Computer Graphics & Game Development
Computer Graphics and Game Development teaches students how to build and develop 2D and 3D games, often as an elective. Students learn to use game engines such as Godot, Unity, and Unreal, along with graphics APIs like OpenGL. Key gaming concepts include game loops, physics (collision detection), and AI (pathfinding, behavior trees). The course also involves 3D modeling tools like Blender and Maya, and animation techniques such as skeletal rigging, key framing, and motion capture. This class is beneficial for careers in the gaming industry, filmmaking, virtual/augmented reality, and medical simulations.
Embedded Systems & Internet of Things (IoT)

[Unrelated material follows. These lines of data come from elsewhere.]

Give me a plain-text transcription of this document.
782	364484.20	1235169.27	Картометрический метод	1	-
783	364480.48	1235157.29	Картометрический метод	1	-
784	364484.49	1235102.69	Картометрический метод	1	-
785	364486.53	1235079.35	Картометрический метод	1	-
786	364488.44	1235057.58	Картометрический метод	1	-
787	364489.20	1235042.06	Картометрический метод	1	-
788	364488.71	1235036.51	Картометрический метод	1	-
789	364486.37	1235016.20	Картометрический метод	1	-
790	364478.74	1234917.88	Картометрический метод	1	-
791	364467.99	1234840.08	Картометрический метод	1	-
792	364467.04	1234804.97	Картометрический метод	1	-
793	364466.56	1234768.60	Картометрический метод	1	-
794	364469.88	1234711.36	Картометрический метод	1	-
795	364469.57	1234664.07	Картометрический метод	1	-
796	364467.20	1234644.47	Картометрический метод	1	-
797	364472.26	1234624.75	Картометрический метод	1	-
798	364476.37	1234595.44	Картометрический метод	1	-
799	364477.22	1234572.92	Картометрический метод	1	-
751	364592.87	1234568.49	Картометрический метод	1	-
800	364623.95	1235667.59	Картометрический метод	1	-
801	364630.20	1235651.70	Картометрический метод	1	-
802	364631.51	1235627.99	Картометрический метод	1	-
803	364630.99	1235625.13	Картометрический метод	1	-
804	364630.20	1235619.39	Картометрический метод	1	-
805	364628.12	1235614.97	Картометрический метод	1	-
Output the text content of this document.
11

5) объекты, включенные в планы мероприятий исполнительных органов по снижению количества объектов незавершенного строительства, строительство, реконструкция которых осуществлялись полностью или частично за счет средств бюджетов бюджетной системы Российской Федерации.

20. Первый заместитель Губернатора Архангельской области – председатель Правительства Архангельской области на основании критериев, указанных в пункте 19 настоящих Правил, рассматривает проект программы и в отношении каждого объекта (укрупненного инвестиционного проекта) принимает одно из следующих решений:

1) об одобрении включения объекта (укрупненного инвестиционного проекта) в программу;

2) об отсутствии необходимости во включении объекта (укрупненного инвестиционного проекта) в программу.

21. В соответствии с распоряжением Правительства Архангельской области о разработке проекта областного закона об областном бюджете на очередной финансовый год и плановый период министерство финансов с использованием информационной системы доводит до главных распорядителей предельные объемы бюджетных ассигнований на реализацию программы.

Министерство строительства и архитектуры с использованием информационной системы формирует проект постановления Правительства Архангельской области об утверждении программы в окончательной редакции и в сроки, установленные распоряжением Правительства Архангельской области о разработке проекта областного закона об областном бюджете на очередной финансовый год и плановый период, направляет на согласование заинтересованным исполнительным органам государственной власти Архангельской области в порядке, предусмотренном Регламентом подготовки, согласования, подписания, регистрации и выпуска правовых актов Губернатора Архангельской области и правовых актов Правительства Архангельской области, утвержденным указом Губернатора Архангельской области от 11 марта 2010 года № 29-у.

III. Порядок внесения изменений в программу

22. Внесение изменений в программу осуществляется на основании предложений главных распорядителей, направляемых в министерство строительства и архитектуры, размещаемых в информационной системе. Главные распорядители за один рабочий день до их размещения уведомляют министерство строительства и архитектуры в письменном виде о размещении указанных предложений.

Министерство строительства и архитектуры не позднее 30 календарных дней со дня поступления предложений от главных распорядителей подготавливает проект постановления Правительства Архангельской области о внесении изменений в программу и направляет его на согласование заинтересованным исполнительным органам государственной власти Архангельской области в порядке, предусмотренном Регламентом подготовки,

Embedded Systems and the Internet of Things (IoT) combines hardware and software to design and program embedded systems like microcontrollers and sensors. Students learn about IoT architectures such as edge computing and cloud integration, along with wireless protocols like Wi-Fi and Bluetooth. Tools like Arduino or PlatformIO are utilized. This field is in growing demand with applications in smart homes, wearables, IoT development, and robotics.
Big Data & Data Science
Big Data and Data Science is an interdisciplinary blend of statistics, programming, and machine learning, used to derive insights from data. The goal is for students to learn the data science pipeline: collection, cleaning, analysis, visualization, and storytelling. The course primarily uses Python, R, and SQL, along with big data tools such as Spark and Hadoop. This course provides students with the skills to seek high-demand jobs in tech, finance, and healthcare.